As mentioned above, intact cGAS-STING pathway is the essential competent for host to defend the invasion of DNA viruses, retroviruses, and intracellular bacterial pathogens [95‐97]. In the same time, it was found that multiple cancers harbored deficient cGAS-STING pathway such as colon cancer and melanoma [46, 98]. Thus, it is logical to choose oncolytic virus strategy for cGAS-STING-deficient cancer patients [98]. Xia et al. used herpes simplex virus type 1 (HSV-1) lacking γ34.5 gene in mouse melanoma model [98]. The γ34.5 viral protein could repress host innate immunity and HSV-1Δγ34.5 could effectively activate cGAS-STING pathway and clear virus infection in normal cells [98]. However, for cGAS-STING-deficient tumor cells, disabled anti-viral response resulted in rapid virus proliferation and ultimate cell death [98]. It was displayed that melanoma cells with deficient STING were susceptible to HSV-1Δγ34.5 infection [98]. In addition, Barber et al. found that cGAS-STING-deficient mice possessed higher response rate to intratumoral injection of HSV-1Δγ34.5 in mouse ovarian cancer model [99]. Given the frequent inactivation of cGAS-STING in multiple cancers, usually caused by hypermethylation, it would be reasonable to apply oncolytic virus therapy in a subset of patients.

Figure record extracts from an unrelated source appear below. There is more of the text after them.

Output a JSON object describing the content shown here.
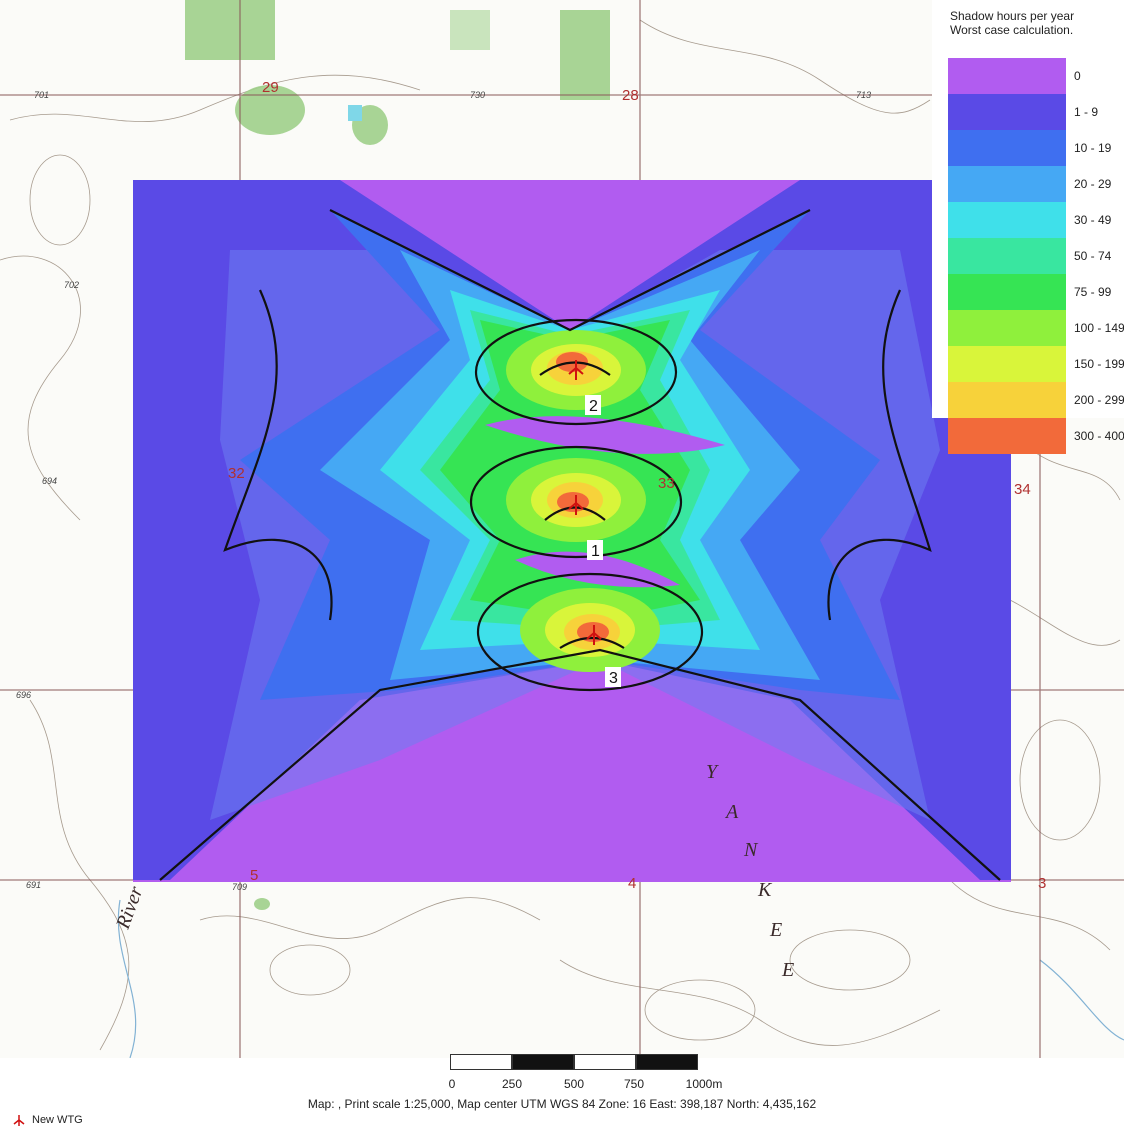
{
  "legend": {
    "title_line1": "Shadow hours per year",
    "title_line2": "Worst case calculation.",
    "classes": [
      {
        "label": "0",
        "color": "#b15cf0"
      },
      {
        "label": "1 - 9",
        "color": "#5a4ae6"
      },
      {
        "label": "10 - 19",
        "color": "#3f6ff0"
      },
      {
        "label": "20 - 29",
        "color": "#45a8f4"
      },
      {
        "label": "30 - 49",
        "color": "#3fe0ea"
      },
      {
        "label": "50 - 74",
        "color": "#39e6a0"
      },
      {
        "label": "75 - 99",
        "color": "#36e454"
      },
      {
        "label": "100 - 149",
        "color": "#8ff03c"
      },
      {
        "label": "150 - 199",
        "color": "#d9f53a"
      },
      {
        "label": "200 - 299",
        "color": "#f7d23a"
      },
      {
        "label": "300 - 400",
        "color": "#f26a3a"
      }
    ]
  },
  "turbines": [
    {
      "label": "2"
    },
    {
      "label": "1"
    },
    {
      "label": "3"
    }
  ],
  "section_labels": [
    "29",
    "28",
    "32",
    "33",
    "34",
    "5",
    "4",
    "3"
  ],
  "contour_labels": [
    "701",
    "730",
    "702",
    "694",
    "696",
    "691",
    "709",
    "713"
  ],
  "road_labels": {
    "river": "River",
    "yankee": [
      "Y",
      "A",
      "N",
      "K",
      "E",
      "E"
    ]
  },
  "scalebar": {
    "ticks": [
      "0",
      "250",
      "500",
      "750",
      "1000m"
    ]
  },
  "footer": {
    "caption": "Map:  , Print scale 1:25,000, Map center UTM WGS 84 Zone: 16  East: 398,187  North: 4,435,162",
    "legend_item": "New WTG"
  }
}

By transferring gene encoding CAR, engineered T cell could specifically recognize target antigen on tumor cell with single-chain variable fragment (scFv) domain [100]. CAR-modified T cell is activated independent of MHC manner and then directly kills tumor cell [101, 102]. CAR-T therapy has been successfully applied in hematological diseases, but its effect is limited in solid tumors [103, 104]. It is generally believed that immunosuppressive tumor microenvironment and intratumoral heterogeneity mainly contribute to escape from immune killing by CAR-T cell [105‐107]. Smith et al. designed a novel implantable bioactive carrier which could deliver CAR-T cells to the surface of tumors [108]. Compared with systemic delivery of CAR-modified T cell, delivery by this bioactive carrier significantly enhanced T cell expansion and tumor control [108]. CAR-T therapy delivered by implanted scaffold prolonged survival time, but the intervention could not completely eliminate tumor in mice [108]. Under selective pressure, tumor cell with high expression of targeting expression (RAE1) were destroyed while RAE1^low/negative tumor cells survived [108]. As a result, all mice developed resistance to CAR-T therapy [108]. Then, the bioactive scaffold was modified with additional STING agonist cyclic di-GMP (cdGMP) [108]. Co-delivery of cdGMP and CAR-T cells markedly increased the activation of downstream signaling pathway of the TCR/CD3 and circulating tumor-specific T cells [108]. In mouse pancreatic tumor model, combined delivery of CAR-T cells and cdGMP completely cleared tumor in four of ten mice and significantly prolonged survival time [108]. To further investigate this combination therapy induced systemic anti-tumor immunity, four mice undergoing complete regression were re-challenged with the intravenous injection of tumor cells [108]. It was notable that the prior combination treatment inhibited the formation of measurable tumor mass [108]. We proposed that STING agonist could boost the efficacy of CAR-T-induced in situ cancer vaccine and initiate durable systemic anti-tumor immune response.